For three days Cope wasn’t allowed even to put liquid in his mouth, and for five days, he wasn’t allowed to swallow it. When the sutures were judged to have held properly, “The first swig of water was like the finest champagne you’ve ever had,” Cope said.
For days, Cope judged the progress of his recovery by the number of tubes nurses removed. By the time he left UCH 12 days after surgery, he was down to the feeding tube and two PICC lines, one for an antibiotic, the other for an antifungal prescribed by Dr. Esther Benamu, a CU School of Medicine and UCHealth infectious disease specialist.
Given the cancer diagnosis, Cope underwent chemotherapy under the guidance of CU School of Medicine and UCHealth oncologist Dr. Scott Kono at UCHealth Cancer Care and Hematology Clinic – Cherry Creek. When the standard fluorouracil (5FU) treatment led to painful – and, true to form, rare – blood-vessel spasms, Kono shared his case with the weekly GI Tumor Board at the Anschutz Medical Campus, where about two-dozen specialists – radiologists, oncologists, surgeons, pathologists, and others – came up with an alternative that worked.
Two months after his surgery, Cope had recovered enough to ride his bike from Cherry Creek to a bagel shop in the Lowry neighborhood and back.
“I don’t think it was 10 miles. It felt like 100,” Cope said. “But it felt great to be back on my bike. To be a human being again.”
Cope’s rides got longer and steeper as weeks and months passed. He has been golfing two or three times a week in Arizona. In late February, he and Mary Ellen skied Mission Ridge near Wenatchee, Washington, during a visit with his son, daughter-in-law, and first grandchild, a baby boy.

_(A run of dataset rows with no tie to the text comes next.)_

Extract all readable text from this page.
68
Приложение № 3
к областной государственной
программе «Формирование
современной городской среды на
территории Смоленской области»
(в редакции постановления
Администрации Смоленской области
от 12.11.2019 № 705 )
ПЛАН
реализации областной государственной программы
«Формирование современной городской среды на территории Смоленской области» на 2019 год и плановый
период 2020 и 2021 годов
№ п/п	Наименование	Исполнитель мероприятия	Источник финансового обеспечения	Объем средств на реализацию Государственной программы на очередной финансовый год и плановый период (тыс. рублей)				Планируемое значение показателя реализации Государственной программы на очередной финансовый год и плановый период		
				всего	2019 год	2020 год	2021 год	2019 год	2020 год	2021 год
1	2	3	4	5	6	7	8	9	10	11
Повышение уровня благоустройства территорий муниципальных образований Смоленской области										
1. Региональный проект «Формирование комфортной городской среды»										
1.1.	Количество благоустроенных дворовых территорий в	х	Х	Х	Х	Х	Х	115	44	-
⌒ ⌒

And the term “stomaphagus”? That portmanteau emerged in a conversation with Meguid, not long after the surgeon explained to his patient that he no longer had a stomach because it was functioning as his esophagus. It’s technically called a neoesophagus, Meguid told him. Cope said he prefers “stomaphagus.”
Perhaps it will stick.
“I’ve given him permission to trademark it as his own,” Cope quipped.